By Uditha Jayasinghe
COLOMBO (Reuters) - Sri Lanka's acting President Ranil Wickremesinghe said on Monday that the country had almost concluded negotiations with the International Monetary Fund (IMF), a day after he declared a state of emergency in the island nation.
"The acting president further explained that negotiations with the International Monetary Fund (IMF) were nearing conclusion, and discussions for assistance with foreign countries were also progressing," Wickremesinghe's office said in a statement.
The statement came after Wickremesinghe gazetted orders late on Sunday for a state of emergency in the crisis-hit country, in an effort to head off unrest ahead of a vote in parliament later this week to elect a new president.
Sri Lanka's beleaguered leaders have imposed a state of emergency several times since April, when public protests took hold against the government's handling of a deepening economic crisis and a persistent shortage of essentials.
"It is expedient, so to do, in the interests of public security, the protection of public order and the maintenance of supplies and services essential to the life of the community," the notification stated.
Wickremesinghe had announced a state of emergency last week, after president Gotabaya Rajapaksa fled the country to escape a popular uprising against his government, but it had not been officially notified or gazetted.
Late on Sunday, Wickremesinghe - who was sworn in on July 15 as acting president - declared a fresh state of emergency, the specific legal provisions of which are yet to be announced by the government.

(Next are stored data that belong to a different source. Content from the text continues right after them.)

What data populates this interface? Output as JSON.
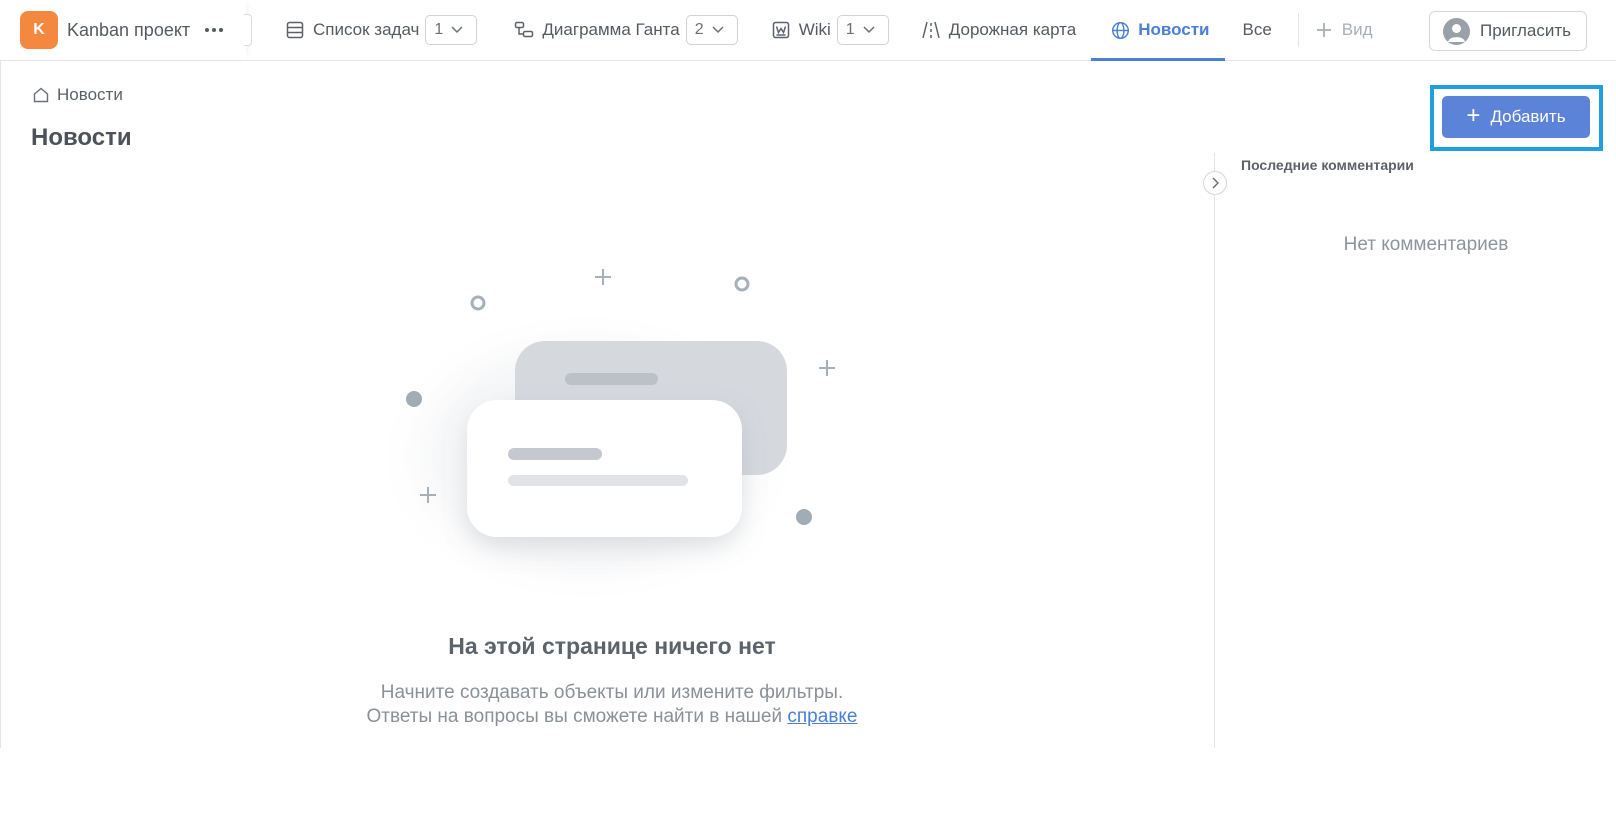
{
  "project": {
    "badge_letter": "K",
    "badge_color": "#f5883f",
    "name": "Kanban проект"
  },
  "tabs": [
    {
      "label": "Список задач",
      "icon": "list-icon",
      "count": "1"
    },
    {
      "label": "Диаграмма Ганта",
      "icon": "gantt-icon",
      "count": "2"
    },
    {
      "label": "Wiki",
      "icon": "wiki-icon",
      "count": "1"
    },
    {
      "label": "Дорожная карта",
      "icon": "road-icon"
    },
    {
      "label": "Новости",
      "icon": "globe-icon",
      "active": true
    },
    {
      "label": "Все"
    }
  ],
  "view_button": {
    "label": "Вид"
  },
  "invite_button": {
    "label": "Пригласить"
  },
  "breadcrumb": {
    "label": "Новости"
  },
  "page_title": "Новости",
  "add_button": {
    "label": "Добавить"
  },
  "comments_panel": {
    "title": "Последние комментарии",
    "empty_text": "Нет комментариев"
  },
  "empty_state": {
    "title": "На этой странице ничего нет",
    "line1": "Начните создавать объекты или измените фильтры.",
    "line2_prefix": "Ответы на вопросы вы сможете найти в нашей ",
    "help_link": "справке"
  },
  "colors": {
    "accent": "#4a7fd6",
    "add_button": "#5b83d8",
    "highlight_border": "#1d9fe0"
  }
}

Previous emergency regulations have been used to deploy the military to arrest and detain people, search private property and dampen public protests.
The country's commercial capital Colombo remained calm on Monday morning, with traffic and pedestrians out on the streets.
Bhavani Fonseka, senior researcher at the Centre for Policy Alternatives, said declaring a state of emergency was becoming the government's default response.
"This has proven ineffective in the past," Fonseka told Reuters.
Rajapaksa fled to the Maldives and then Singapore last week after hundreds of thousands of anti-government protesters came out onto the streets of Colombo a week ago and occupied his official residence and office.
Parliament accepted Rajapaksa's resignation on Friday, and convened a day later to begin the process of electing a new president, with the vote set for Wednesday.
The crisis-hit nation also received a shipment of fuel that arrived to provide some relief amid the crippling shortages.
Wickremesinghe, a six-time prime minister regarded as an ally of Rajapaksa, is one of the top contenders to take on the presidency full-time but protesters also want him gone, leading to the prospect of further unrest should he be elected.
Sajith Premadasa, leader of the main opposition Samagi Jana Balawegaya (SJB) party, is another leading candidate, along with Dullas Alahapperuma, a senior ruling party lawmaker who served as the minister of mass media and a cabinet spokesperson.